Macroeconomic pressures force policy changes

According to the latest order issued by the Indian government, India’s largest state-owned power equipment manufacturer, Heavy Electricals India Ltd, has been allowed to purchase 21 kinds of key equipment from China. These equipment are crucial for the development of India’s power infrastructure, and the key equipment import restrictions targeting Chinese companies have prevented multiple power infrastructure projects in India from moving forward.

Government sources said that India’s Steel Authority of India and other state-owned enterprises involved in gasification also received similar authorizations, allowing them to purchase key components from Chinese companies. In addition, the order issued by the Indian government this month also simplified the procedures for Chinese companies to participate in Indian government projects.

Behind the policy shift are the severe challenges facing India’s economy. In 2020, New Delhi once tightened procurement and investment by Chinese companies in equipment and increased security reviews of Chinese investment in India, and several investment plans stalled. However, these restrictions have imposed a heavy cost on India’s economy. Data show that India’s direct investment from China plunged from 163.8 million USD in FY2020 to 2.7 million USD in FY2025. This steep drop has directly affected the expansion of India’s manufacturing sector. Reuters reported that in 2022, a roughly 1 billion USD electric-vehicle joint venture investment plan proposed by Chinese companies was shelved, which dragged down the development and upgrading pace of India’s domestic auto industry chain. The Economic Times reported that many Indian businesses, especially manufacturing companies, said that procurement and investment restriction measures targeting Chinese companies harmed their operations and weakened the Indian government’s resolve to build a regional factory hub.

India now faces mounting internal and external pressures.
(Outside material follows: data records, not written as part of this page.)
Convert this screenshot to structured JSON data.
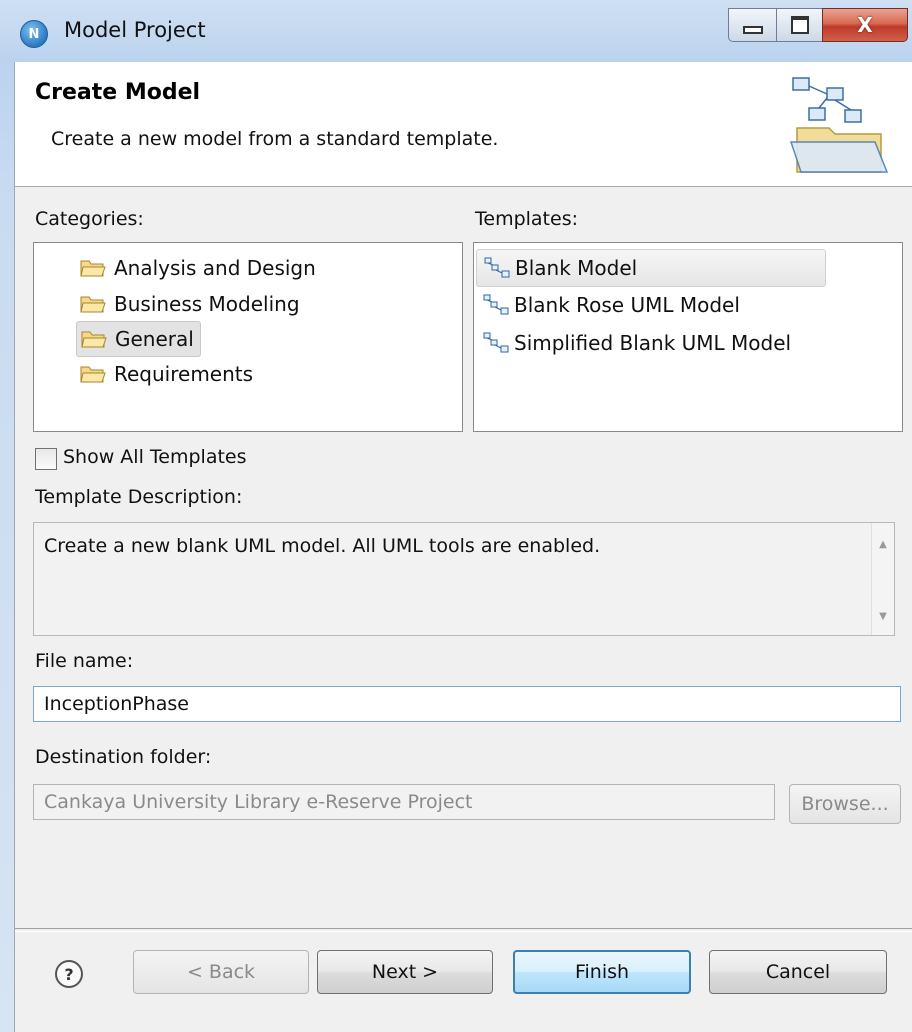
{
  "window": {
    "title": "Model Project",
    "app_icon": "N",
    "close_glyph": "X"
  },
  "header": {
    "title": "Create Model",
    "description": "Create a new model from a standard template."
  },
  "categories": {
    "label": "Categories:",
    "items": [
      {
        "label": "Analysis and Design",
        "icon": "folder-icon"
      },
      {
        "label": "Business Modeling",
        "icon": "folder-icon"
      },
      {
        "label": "General",
        "icon": "folder-icon",
        "selected": true
      },
      {
        "label": "Requirements",
        "icon": "folder-icon"
      }
    ]
  },
  "templates": {
    "label": "Templates:",
    "items": [
      {
        "label": "Blank Model",
        "icon": "uml-model-icon",
        "selected": true
      },
      {
        "label": "Blank Rose UML Model",
        "icon": "uml-model-icon"
      },
      {
        "label": "Simplified Blank UML Model",
        "icon": "uml-model-icon"
      }
    ]
  },
  "show_all": {
    "label": "Show All Templates",
    "checked": false
  },
  "template_description": {
    "label": "Template Description:",
    "text": "Create a new blank UML model. All UML tools are enabled."
  },
  "file_name": {
    "label": "File name:",
    "value": "InceptionPhase"
  },
  "destination": {
    "label": "Destination folder:",
    "value": "Cankaya University Library e-Reserve Project",
    "browse_label": "Browse..."
  },
  "footer": {
    "help_glyph": "?",
    "back": "< Back",
    "next": "Next >",
    "finish": "Finish",
    "cancel": "Cancel"
  }
}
With the global trade order being reshaped as the U.S. imposes additional tariffs, India is facing unprecedented competitive pressure. Meanwhile, recent conflicts in the Middle East have severely disrupted India’s oil and gas supplies, sending energy prices soaring and pushing the Indian rupee versus the U.S. dollar to a historical low. Citing remarks by Rajani Sinha, chief economist at rating agency CareEdge, the Financial Times said that against the backdrop of rising global uncertainty and intensifying geopolitical conflicts, strengthening foreign direct investment inflows is especially important. Sinha added, “With Brent crude prices staying high, the risk of widening the current account deficit increases. This could further affect the balance of payments and the Indian rupee, so supporting foreign capital inflows becomes even more critical.”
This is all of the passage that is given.